All this was even more remarkable, given that two months ago tensions had soared between Israel and Syria, and Turkey felt deeply aggrieved when it turned out that the Israeli Air Force apparently had used Turkish airspace. No permanent damage was done to the relationship, however. Thus, the Ankara and Brussels events not only signaled an acceptance of Israel as a strategic fact (and factor), but also demonstrated the effective isolation of the Syrian regime—whose murderous policies in Lebanon continue to alienate much of the Arab world, let alone Europe and the U.S. The conduct of the Syrians, and above all, that of Iran, are all the more reason for the moderate camp in the region to close ranks and take measures to enhance their mutual cooperation.

Sounds logical—until identity politics come into the equation. From an Israeli point of view, the demand for recognition as a Jewish state is not a fine point of protocol. It is an important guarantee against Palestinian policies of demographic inundation, and a basic test of the change in attitudes and modification of “narratives” (on both sides). But for the very same reasons, it is viewed by the Palestinian leadership as a decisive departure from the basic positions that define their own place in the world, as they see it—namely, as the victims of an alien and illegitimate invasion into a land that they consider to have been theirs alone. Israel may be a fact, too difficult and dangerous to dislodge at this time; but recognizing the legitimacy of Zionism as a national movement, and the nature of Israel as a Jewish nation-state, is to them a breach of their very identity.

In Ankara, Peres spoke of the need to see Palestine, the national home of the Palestinian people, emerge and prosper, rising from the rubble of conflict—side by side with Israel, the national home of the Jewish people. Not too long ago such language was confined to the fringes of Israeli politics, but today, a “two-state solution” is backed, in different versions and territorial configurations, by the broad majority of Israelis, and all but one party bloc in the Knesset. Abbas, however, did not and could not respond in kind; he did speak of Palestine alongside Israel, but not of the latter’s Jewish nature. Even the formulation of words that went around the term “Jewish state”—which is more difficult for Israeli Arabs to swallow, and can be read as exclusionary—did not solve the problem, which now casts a shadow on the very essence of the conference. Prime Minister Ehud Olmert left open the prospect of important concessions, but not on Israel’s Jewish identity—and so the room for elegant diplomatic doublespeak has greatly narrowed.

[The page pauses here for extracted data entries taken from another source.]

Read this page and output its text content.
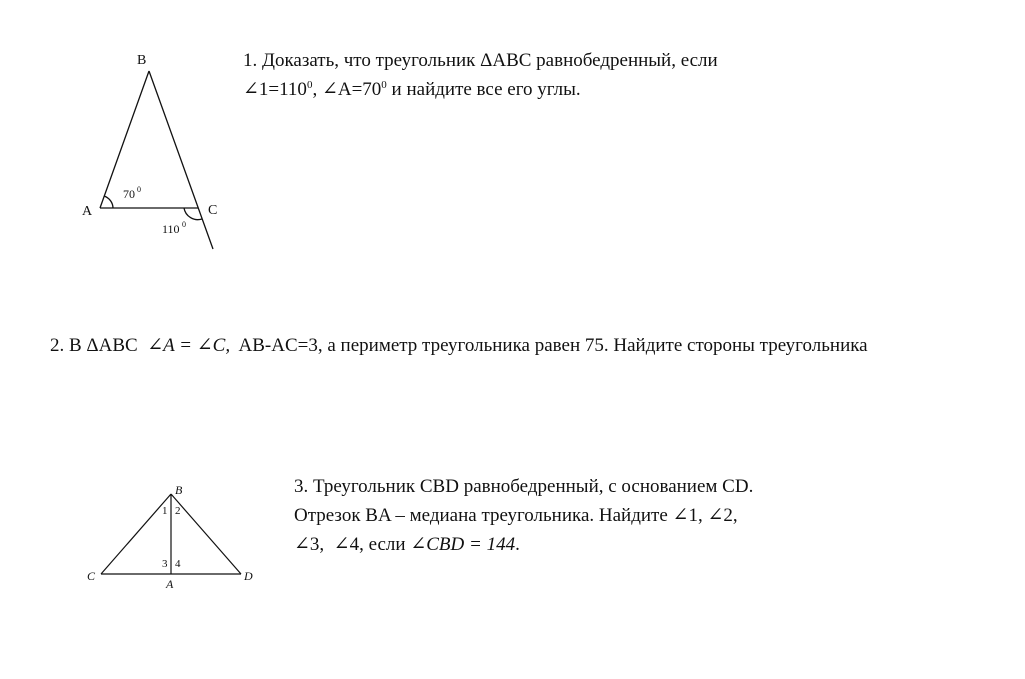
B
A	C
70 0
110 0
1. Доказать, что треугольник ΔABC равнобедренный, если
$\angle 1=110^0$, $\angle A=70^0$ и найдите все его углы.
2. В ΔABC  ∠A = ∠C,  AB-AC=3, а периметр треугольника равен 75. Найдите стороны треугольника
B
C	D
A
1 2
3 4
3. Треугольник CBD равнобедренный, с основанием CD.
Отрезок BA – медиана треугольника. Найдите ∠1, ∠2,
∠3,  ∠4, если ∠CBD = 144.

Will this basic question—“yes, a two-state solution; but what states?”—trump the new regional strategic alliances and sow dissention in Annapolis and beyond? Ideological and political imperatives may bring such a troubling outcome, with all that it might entail. The dire warnings—by Abbas himself, and by many others, including the U.S. State Department—as to the consequences of failure only serve to make the Palestinian position more adamant, in the expectation that Israel will blink first. But in the crucible of the meeting itself, backed by a firm American position of “Israel as a vibrant Jewish state” (as President George W. Bush put it in Aqaba) and by the need of other regional participants to emerge with a mutually acceptable document, it may, in fact, be the Israeli side that will have its way—paved, perhaps, by gestures and initiatives on practical matters such as settlement expansion, the release of prisoners, and economic cooperation. This, in all likelihood, is Olmert’s expectation. If it is not met, it would be pointless to proceed with further painful concessions so long as the basic paradigm of mutual respect for the national identity of each side is shunned by Israel’s interlocutors.